Sunil Kavuri, one of the victims of FTX’s downfall, lamented that the sale “destroyed billions of value for FTX creditors.” He accused the firm’s bankruptcy lawyers, Sullivan & Cromwell, of prioritizing their clients over the creditors by disposing of what he believes is creditors’ property. Kavuri’s critique is echoed by others impacted by FTX’s collapse, who have raised concerns over the exchange’s recurrent liquidation of customers’ digital assets within the ongoing bankruptcy proceedings.

On-chain data reveals that addresses associated with FTX and Alameda have transferred approximately $15 million worth of crypto to centralized exchanges. These transactions include 1,000 ETH to Coinbase, 1,000 Wrapped Ether (WETH) to Wintermute, and 3,544 Wrapped Binance Coin (WBNB) to Binance. During the week, addresses of the failed exchange moved around $105.9 million worth of 19 different altcoins to two intermediary wallets. Subsequently, approximately $16 million in 13 different assets were deposited to centralized exchanges. Blockchain analytics firm SpotOnChain reported that GateChain’s 3.17 million GT tokens, valued at about $31.3 million, dominated the transactions. Additionally, 3.37 million LEO tokens worth $20.4 million and 16.9 million VIC tokens worth $16.7 million were transferred. The remaining $37.6 million was distributed among 16 other little-known digital assets.
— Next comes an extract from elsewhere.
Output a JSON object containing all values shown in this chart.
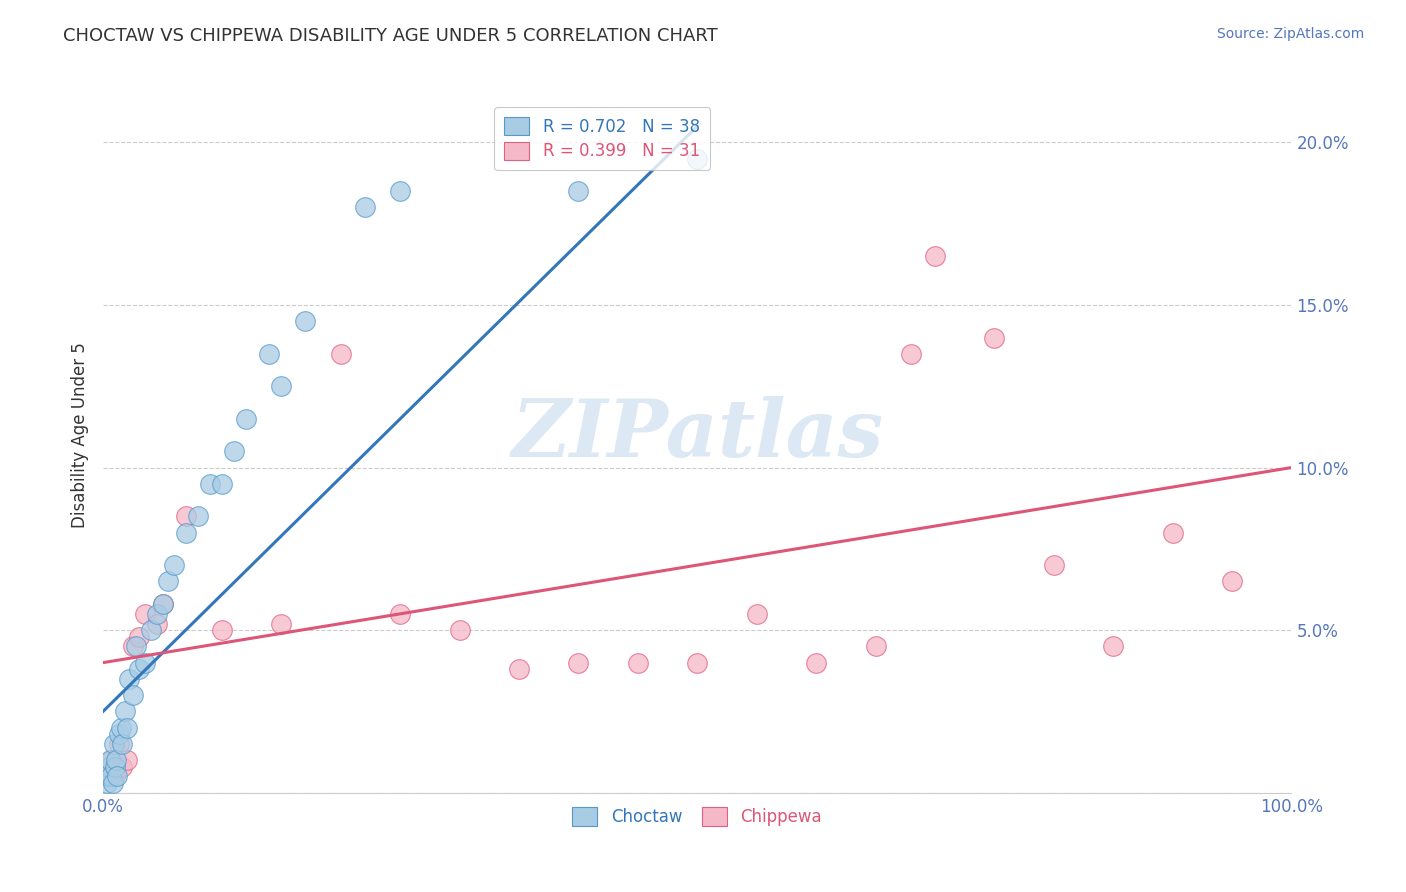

The controversial sale of FTX’s Solana holdings has not been well-received by creditors and victims of the exchange’s collapse. The decision to sell the SOL at a significant discount to crypto venture firms has raised concerns about the treatment of creditors and the handling of digital assets within the bankruptcy proceedings. As FTX continues to divest its digital assets, the impact on creditors and stakeholders remains a point of contention in the ongoing saga of the bankrupt crypto exchange.